As Jeremy Clarkson likes to remind us at this time of year, getting poor results at GCSEs and A-levels doesn’t necessarily land you on the scrap heap.

After all, some of the UK’s leading businessmen and women either failed their exams, like Clarkson (one C and two E’s), or couldn’t bear to waste another nanosecond at school.

Virgin’s Sir Richard Branson is perhaps the best-known entrepreneur who escaped the classroom as soon as he could.

Nearly a third of the 2,000 young school leavers interviewed regret their career choices. Two-thirds said they are not doing what they dreamed of while studying.

As did mobile phone magnate John Caudwell, Dragon Den’s Deborah Meaden and X-Factor’s Simon Cowell. If you’re looking for truly ambitious leaders who shunned higher education, think Walt Disney and Steve Jobs.

However, these are exceptions, as are those who know exactly what they hope to achieve in life.

Most young people don’t know this. Career guidance in Britain is notoriously hopeless and in many schools it is almost non-existent.

I will never forget the look of pride on the face of a young apprentice I met at the Bentley factory in Crewe.

He had left school at 15 to work in a garage because he liked tinkering with cars but hated it. By chance, he got an internship at Bentley.

When we met, he was one of Bentley’s advanced apprentices and studying engineering part-time at university.

And, as he himself said, he was debt-free. He was also one of Bentley’s “ambassadors,” visiting schools to tell students what they were missing. A genius.

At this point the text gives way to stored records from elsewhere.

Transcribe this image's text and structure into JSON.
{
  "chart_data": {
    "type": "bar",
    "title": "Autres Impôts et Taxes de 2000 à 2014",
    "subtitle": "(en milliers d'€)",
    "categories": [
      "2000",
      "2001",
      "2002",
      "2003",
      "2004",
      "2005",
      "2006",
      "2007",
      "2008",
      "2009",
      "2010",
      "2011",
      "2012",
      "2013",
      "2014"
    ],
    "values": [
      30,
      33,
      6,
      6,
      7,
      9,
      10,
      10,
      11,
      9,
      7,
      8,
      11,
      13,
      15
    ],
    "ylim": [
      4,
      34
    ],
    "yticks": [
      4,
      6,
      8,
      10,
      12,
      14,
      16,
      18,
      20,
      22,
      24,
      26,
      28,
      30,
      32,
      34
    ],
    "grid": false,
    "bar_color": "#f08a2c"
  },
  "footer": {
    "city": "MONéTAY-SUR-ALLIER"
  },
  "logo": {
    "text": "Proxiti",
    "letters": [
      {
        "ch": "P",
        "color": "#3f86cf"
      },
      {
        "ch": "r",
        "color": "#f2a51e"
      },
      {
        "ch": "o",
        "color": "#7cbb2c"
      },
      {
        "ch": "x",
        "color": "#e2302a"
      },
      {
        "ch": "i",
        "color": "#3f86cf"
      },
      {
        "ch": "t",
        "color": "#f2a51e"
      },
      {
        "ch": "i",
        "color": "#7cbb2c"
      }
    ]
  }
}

Why aren’t more companies running programs like this? Most teachers don’t have much time and don’t know enough about apprenticeships or the job market (especially cutting-edge sectors like artificial intelligence) to advise their students.

A Saatchi & Saatchi study published to coincide with the exam results shows just how bleak the situation is.

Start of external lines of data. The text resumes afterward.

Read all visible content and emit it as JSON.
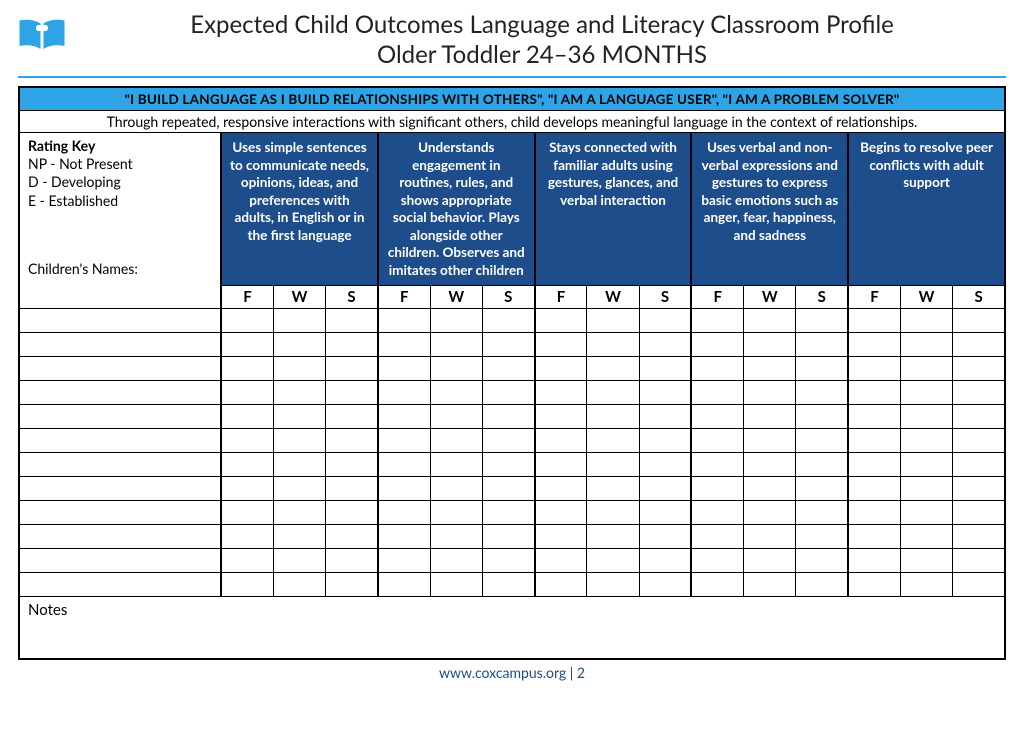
{
  "header": {
    "title_line1": "Expected Child Outcomes Language and Literacy Classroom Profile",
    "title_line2": "Older Toddler 24–36 MONTHS"
  },
  "quote_banner": "\"I BUILD LANGUAGE AS I BUILD RELATIONSHIPS WITH OTHERS\", \"I AM A LANGUAGE USER\", \"I AM A PROBLEM SOLVER\"",
  "context_text": "Through repeated, responsive interactions with significant others, child develops meaningful language in the context of relationships.",
  "rating_key": {
    "title": "Rating Key",
    "items": [
      "NP - Not Present",
      "D - Developing",
      "E - Established"
    ],
    "children_label": "Children's Names:"
  },
  "outcomes": [
    "Uses simple sentences to communicate needs, opinions, ideas, and preferences with adults, in English or in the first language",
    "Understands engagement in routines, rules, and shows appropriate social behavior. Plays alongside other children. Observes and imitates other children",
    "Stays connected with familiar adults using gestures, glances, and verbal interaction",
    "Uses verbal and non-verbal expressions and gestures to express basic emotions such as anger, fear, happiness, and sadness",
    "Begins to resolve peer conflicts with adult support"
  ],
  "sub_columns": [
    "F",
    "W",
    "S"
  ],
  "data_row_count": 12,
  "notes_label": "Notes",
  "footer": {
    "url": "www.coxcampus.org",
    "sep": " | ",
    "page": "2"
  },
  "colors": {
    "banner_bg": "#2ea4e6",
    "outcome_bg": "#1e4d8b",
    "outcome_fg": "#ffffff",
    "hr": "#2ea4e6",
    "border": "#000000",
    "footer_text": "#1e4d8b"
  },
  "layout": {
    "name_col_width_pct": 20.5,
    "sub_col_width_pct": 5.3
  }
}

Nearly a third of the 2,000 young people who finished school and were interviewed regretted the career choices they made. Two-thirds said they were not doing what they dreamed of while studying.

More worryingly, about half said school had not prepared them for their jobs and more than two-thirds said they did not have the right skills for what they were doing.

There was also a striking gap in satisfaction between public school students and their peers in private and specialized schools.

About half of public school students say they like what they do, but more than two-thirds of those who graduate from private schools (and 70 percent from specialized schools) say they are satisfied.

It’s not a surprising difference. Teachers at private schools are more likely to be engaged with students.

Parents tend to put their children in touch with contacts and potential employers. Call it nepotism if you want, but, like it or not, we are tribal creatures.

Saatchi & Saatchi undertook the research out of fears that public schools are failing students and leaving them virtually in the dark about creative fields.

Which is nonsense, as the creative industry is big business worth around £100bn a year and employing two million people.

Improving career advice should be a priority for the Labour Party: satisfied people tend to be happier and, in fact, healthier.

Instead of destroying private schools with its vindictive VAT hike, the government should find out how and why pupils in private and specialist schools are so much happier with their work and why their results are systematically better.

And it’s not just about money, as the extraordinary results at Michaela Free State School in Wembley, north-west London, have shown. God forbid other teachers should take advantage of their methods.